Le Syndicat des stagiaires salariés du Québec (SSSQ) ne sera pas formé, a tranché le Tribunal administratif du travail (TAT) le 3 octobre dernier. De nombreux étudiant(e)s en enseignement comptaient sur la création de ce syndicat pour se doter d’un salaire pendant leurs stages. Mais leur combat n’est pas terminé, puisque la cause sera portée en appel.
Dans sa décision, la juge Maude Pepin Hallé estime que les stagiaires en enseignement ne sont pas considéré(e)s comme étant sous l’autorité ou sous la supervision des centres de services scolaire (CSS). Lesdits CSS ne font pas appel aux étudiant(e)s dans le but de résoudre une pénurie de main-d’œuvre, juge-t-elle. Ainsi, les stagiaires en enseignement ne sont pas considéré(e)s comme employé(e)s des CSS et ne peuvent pas en être des salarié(e)s, tranche le TAT.

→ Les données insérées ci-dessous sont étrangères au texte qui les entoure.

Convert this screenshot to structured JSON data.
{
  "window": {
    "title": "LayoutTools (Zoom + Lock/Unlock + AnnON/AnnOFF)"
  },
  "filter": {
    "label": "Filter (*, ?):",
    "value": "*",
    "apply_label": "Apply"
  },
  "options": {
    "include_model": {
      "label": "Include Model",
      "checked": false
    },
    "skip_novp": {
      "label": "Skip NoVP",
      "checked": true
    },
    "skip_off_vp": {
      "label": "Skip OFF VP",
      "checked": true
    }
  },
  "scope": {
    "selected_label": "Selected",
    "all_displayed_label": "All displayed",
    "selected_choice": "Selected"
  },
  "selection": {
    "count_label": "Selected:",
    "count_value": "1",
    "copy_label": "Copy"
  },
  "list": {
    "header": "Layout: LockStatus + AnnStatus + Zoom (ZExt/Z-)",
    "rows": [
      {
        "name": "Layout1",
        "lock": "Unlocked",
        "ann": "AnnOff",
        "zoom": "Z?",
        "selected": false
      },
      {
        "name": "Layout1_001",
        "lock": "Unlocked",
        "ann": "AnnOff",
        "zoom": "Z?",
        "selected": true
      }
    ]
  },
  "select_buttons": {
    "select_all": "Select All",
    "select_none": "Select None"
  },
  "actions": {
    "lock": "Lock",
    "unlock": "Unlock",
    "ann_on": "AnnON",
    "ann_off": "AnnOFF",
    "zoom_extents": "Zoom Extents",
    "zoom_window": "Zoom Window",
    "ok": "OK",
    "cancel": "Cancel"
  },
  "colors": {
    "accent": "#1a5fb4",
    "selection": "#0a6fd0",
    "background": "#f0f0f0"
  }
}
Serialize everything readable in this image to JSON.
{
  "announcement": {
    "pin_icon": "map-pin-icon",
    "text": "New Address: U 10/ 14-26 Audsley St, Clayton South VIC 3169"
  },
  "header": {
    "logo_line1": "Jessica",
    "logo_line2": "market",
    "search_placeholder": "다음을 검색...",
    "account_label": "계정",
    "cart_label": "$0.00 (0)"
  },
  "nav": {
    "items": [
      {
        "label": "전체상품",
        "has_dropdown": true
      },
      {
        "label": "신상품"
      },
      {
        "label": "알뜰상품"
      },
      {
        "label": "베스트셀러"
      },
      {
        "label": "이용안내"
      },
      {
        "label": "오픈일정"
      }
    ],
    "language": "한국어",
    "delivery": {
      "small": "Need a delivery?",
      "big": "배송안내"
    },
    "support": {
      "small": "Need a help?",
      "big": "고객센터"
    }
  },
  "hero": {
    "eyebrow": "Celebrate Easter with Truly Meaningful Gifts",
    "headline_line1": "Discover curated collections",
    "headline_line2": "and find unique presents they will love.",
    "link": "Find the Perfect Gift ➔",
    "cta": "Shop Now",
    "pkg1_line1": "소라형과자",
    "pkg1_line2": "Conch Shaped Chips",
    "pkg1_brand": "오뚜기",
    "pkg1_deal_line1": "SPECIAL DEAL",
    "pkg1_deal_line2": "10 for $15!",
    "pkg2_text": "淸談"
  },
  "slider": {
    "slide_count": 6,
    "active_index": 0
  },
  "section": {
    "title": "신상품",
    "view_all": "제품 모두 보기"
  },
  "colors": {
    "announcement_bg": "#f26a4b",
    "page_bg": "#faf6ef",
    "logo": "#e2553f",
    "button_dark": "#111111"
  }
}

Selon le Code du travail, il faut être salarié(e) pour être syndiqué(e) et négocier ses conditions de travail. Sans syndicat, il est alors difficile pour les stagiaires en enseignement de revendiquer l’obtention d’un salaire.
Le SSSQ a annoncé le 31 octobre dernier qu’il portera en appel la décision du TAT devant la Cour supérieure dans l’espoir de la renverser.
Le SSSQ a intenté une demande en accréditation syndicale auprès de six CSS au Québec en 2024 pour être officiellement reconnu comme un syndicat au sens du Code du travail. L’Association des étudiantes et étudiants de la Faculté des sciences de l’éducation (ADEESE), le Syndicat des employé(e)s étudiant(e)s de l’UQAM et l’Alliance de la Fonction publique du Canada sont derrière l’initiative du SSSQ.
Conséquences
Pour plusieurs étudiant(e)s, cette décision ne tient pas compte de la réalité sur le terrain. Pendant leurs stages finaux – pouvant représenter de 35 à 40 heures de travail par semaine – certain(e)s sont contraint(e)s à trouver un deuxième travail pour subvenir à leurs besoins.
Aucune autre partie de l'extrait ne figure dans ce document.